Is the opera world as fluid, as changeable, as Broadway?
We don't have as much time in opera. On Broadway, we have previews. But as a director, you're always racing against the clock. You never have enough time. You never feel like it's ready.
The Ellie Caulkins theater, where you had your Denver tryout, is actually bigger than the Lunt-Fontanne?
Yes, it was. There was a bigger audience, but it's bigger backstage here. We actually brought that proscenium in a bit (in Denver). It looked beautiful there and 95,000 people saw it and stood up for it. The Lunt is going to be perfect, a real intimate space. It's going to be wonderfully served there.
As a New Yorker - even one who has lived abroad for many years - you understand Broadway. Has anything surprised you about this show's path to Broadway?

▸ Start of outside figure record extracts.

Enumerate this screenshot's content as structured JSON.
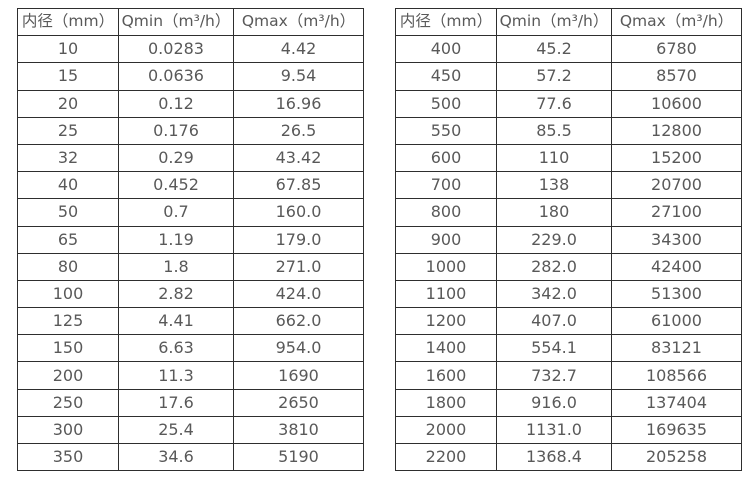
{
  "colors": {
    "background": "#ffffff",
    "table_border": "#2e2e2e",
    "text": "#595959"
  },
  "tables": [
    {
      "name": "small-diameters",
      "headers": [
        "内径（mm）",
        "Qmin（m³/h）",
        "Qmax（m³/h）"
      ],
      "rows": [
        [
          "10",
          "0.0283",
          "4.42"
        ],
        [
          "15",
          "0.0636",
          "9.54"
        ],
        [
          "20",
          "0.12",
          "16.96"
        ],
        [
          "25",
          "0.176",
          "26.5"
        ],
        [
          "32",
          "0.29",
          "43.42"
        ],
        [
          "40",
          "0.452",
          "67.85"
        ],
        [
          "50",
          "0.7",
          "160.0"
        ],
        [
          "65",
          "1.19",
          "179.0"
        ],
        [
          "80",
          "1.8",
          "271.0"
        ],
        [
          "100",
          "2.82",
          "424.0"
        ],
        [
          "125",
          "4.41",
          "662.0"
        ],
        [
          "150",
          "6.63",
          "954.0"
        ],
        [
          "200",
          "11.3",
          "1690"
        ],
        [
          "250",
          "17.6",
          "2650"
        ],
        [
          "300",
          "25.4",
          "3810"
        ],
        [
          "350",
          "34.6",
          "5190"
        ]
      ]
    },
    {
      "name": "large-diameters",
      "headers": [
        "内径（mm）",
        "Qmin（m³/h）",
        "Qmax（m³/h）"
      ],
      "rows": [
        [
          "400",
          "45.2",
          "6780"
        ],
        [
          "450",
          "57.2",
          "8570"
        ],
        [
          "500",
          "77.6",
          "10600"
        ],
        [
          "550",
          "85.5",
          "12800"
        ],
        [
          "600",
          "110",
          "15200"
        ],
        [
          "700",
          "138",
          "20700"
        ],
        [
          "800",
          "180",
          "27100"
        ],
        [
          "900",
          "229.0",
          "34300"
        ],
        [
          "1000",
          "282.0",
          "42400"
        ],
        [
          "1100",
          "342.0",
          "51300"
        ],
        [
          "1200",
          "407.0",
          "61000"
        ],
        [
          "1400",
          "554.1",
          "83121"
        ],
        [
          "1600",
          "732.7",
          "108566"
        ],
        [
          "1800",
          "916.0",
          "137404"
        ],
        [
          "2000",
          "1131.0",
          "169635"
        ],
        [
          "2200",
          "1368.4",
          "205258"
        ]
      ]
    }
  ]
}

Not really. I think it's understanding that we're here to create a piece that speaks to a wide audience. That's why I wanted to do this, to make theater for a new audience, for young audiences, for families, because I want live theater to be alive in the next generation. The wonderful thing about this piece, and about working with Disney, is that they're willing to go the extra mile to hire a real diversity of artists and collaborators, from Broadway veterans to newcomers to foreign artists to create a unique vision on Broadway that is different from anything else.
What do you know now that you wish you had known at the outset of the project?
A theater piece is always evolving. It is never captured the way a film is or a painting. What I knew a year ago and what I learned along the way is fused into the piece and it's constantly evolving.
People will come into the Lunt-Fontanne knowing the story, knowing some of the songs and wondering 'OK, what's she going to do with this?'
It's funny. You'd think that, but you'd be surprised at the number of people who come to see it who either don't know the movie at all or some people who know all of the movies, because there's more than one 'Little Mermaid.' Some people just come like open books, but those who do know it come in and enter our world and accept it as a theatrical experience.
Hans Christian Andersen's story ends much differently than the Disney film. Some people might sniff and look at the Disney version of Ariel as a girl who gets her man.
We tried to give her more substance - not only in what she gets but in her journey there. It was important for me to put onstage a positive role model of a young girl who is independent and chooses her own destiny and follows it and acts upon it. And later she does heroic things.
Yes, she gets her man, but he also accepted her when she wasn't perfect, when she didn't have a voice. There are all sorts of morals in this piece and I think people will embrace it, people will jump all over it. It makes you respond and react.
Prince Eric gets a makeover of sorts on Broadway.
Working with Doug (Wright), the book writer and Alan Menken, we've beefed up his character and given him a through-line and a stronger journey. He doesn't want to be king, he wants to be connected to nature and Ariel represents nature and water. So they have much more of an interesting connection.
How close to your original vision for the show is what's on stage now at the Lunt-Fontanne?
We're very close, with the visual world and the movement world and the story. For me, it was important to develop the emotional core of the piece. I didn't want to lose that. I wanted to enhance it.
I wanted that father-daughter relationship. I wanted that brother-sister. I wanted the dysfunctional family and the healing of the family. I wanted all of that to come alive. It's mythological, this piece!
It's a fusion of Shakespeare and children's theater and Broadway. It's many forms drawn together, and that's what myth is. The Greeks!